Impromptu is a 1991 movie, based on a screenplay written by Sarah Kernochan, directed by James Lapine, produced by Daniel A. Sherkow and Stuart Oken, and starring Hugh Grant as Chopin and Judy Davis as George Sand. This movie was rated PG-13 by the MPAA. Impromptu won the award as Audience Favorite at the Houston WorldFest Film Festival and was broadcast on PBS's Masterpiece Theatre (1993). The film was shot entirely on location in France as a British production by an American company.

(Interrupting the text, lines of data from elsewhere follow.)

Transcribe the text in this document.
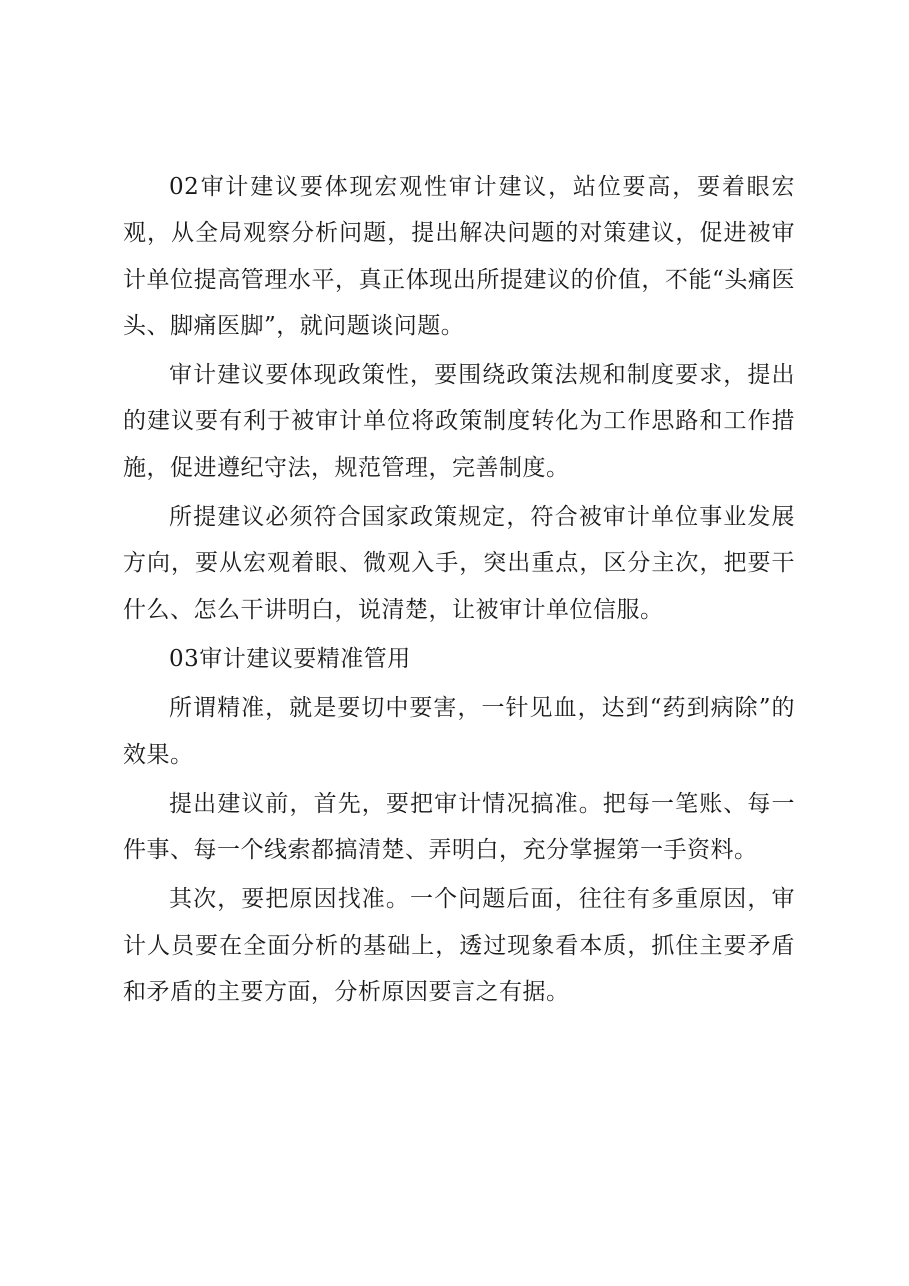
02审计建议要体现宏观性审计建议，站位要高，要着眼宏观，从全局观察分析问题，提出解决问题的对策建议，促进被审计单位提高管理水平，真正体现出所提建议的价值，不能“头痛医头、脚痛医脚”，就问题谈问题。

审计建议要体现政策性，要围绕政策法规和制度要求，提出的建议要有利于被审计单位将政策制度转化为工作思路和工作措施，促进遵纪守法，规范管理，完善制度。

所提建议必须符合国家政策规定，符合被审计单位事业发展方向，要从宏观着眼、微观入手，突出重点，区分主次，把要干什么、怎么干讲明白，说清楚，让被审计单位信服。

03审计建议要精准管用

所谓精准，就是要切中要害，一针见血，达到“药到病除”的效果。

提出建议前，首先，要把审计情况搞准。把每一笔账、每一件事、每一个线索都搞清楚、弄明白，充分掌握第一手资料。

其次，要把原因找准。一个问题后面，往往有多重原因，审计人员要在全面分析的基础上，透过现象看本质，抓住主要矛盾和矛盾的主要方面，分析原因要言之有据。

Since getting divorced, Baroness Amantine-Lucile-Aurore Dupin, previously Baroness Dudevant, the successful and notorious writer of sensational romance novels now living under the pseudonym George Sand, in Paris, has been in the habit of dressing like a man. In her romantic pursuit of the sensitive Chopin, whose music she fell in love with before seeing him in person, George/Aurora is advised that she must act like a man pursuing a woman, and also advised to avoid damaging his health by not pursuing him at all. With this advice Sand is betrayed by a fellow countrywoman who is also smitten with Chopin, the mistress of Franz Liszt, the Countess Marie d'Agoult, who is not able to get a divorce.
Sand meets Chopin in the French countryside at the house of the Duchess d'Antan, a foolish aspiring socialite who invites artists from Paris in order to feel cosmopolitan. Sand invites herself, not knowing that several of her former lovers are also going to arrive. A small play is written by Alfred de Musset satirizing the aristocracy, Chopin protests at his lack of manners, de Musset bellows and an explosion ensues.
Sand wins over Chopin through impressive memorization of her own work and swift publishing ability, trumping d'Agoult's theft of a letter which might have caused Chopin to choose the countess over the former baroness. Sand eventually gets to participate in a duel for Chopin, because he fainted during the face-off with Sand's children's tutor, who has been successively challenging each of Sand's other lovers, and suspected lovers.
When Sand and Chopin get together, they dedicate a volume of music to the countess to give her some satisfaction, although this only suggests that she has had an affair with Chopin, causing a falling-out with her lover Liszt. Sand and Chopin depart for Majorca, relieved to escape the competitive nature of artistic alliances and jealousies in Paris.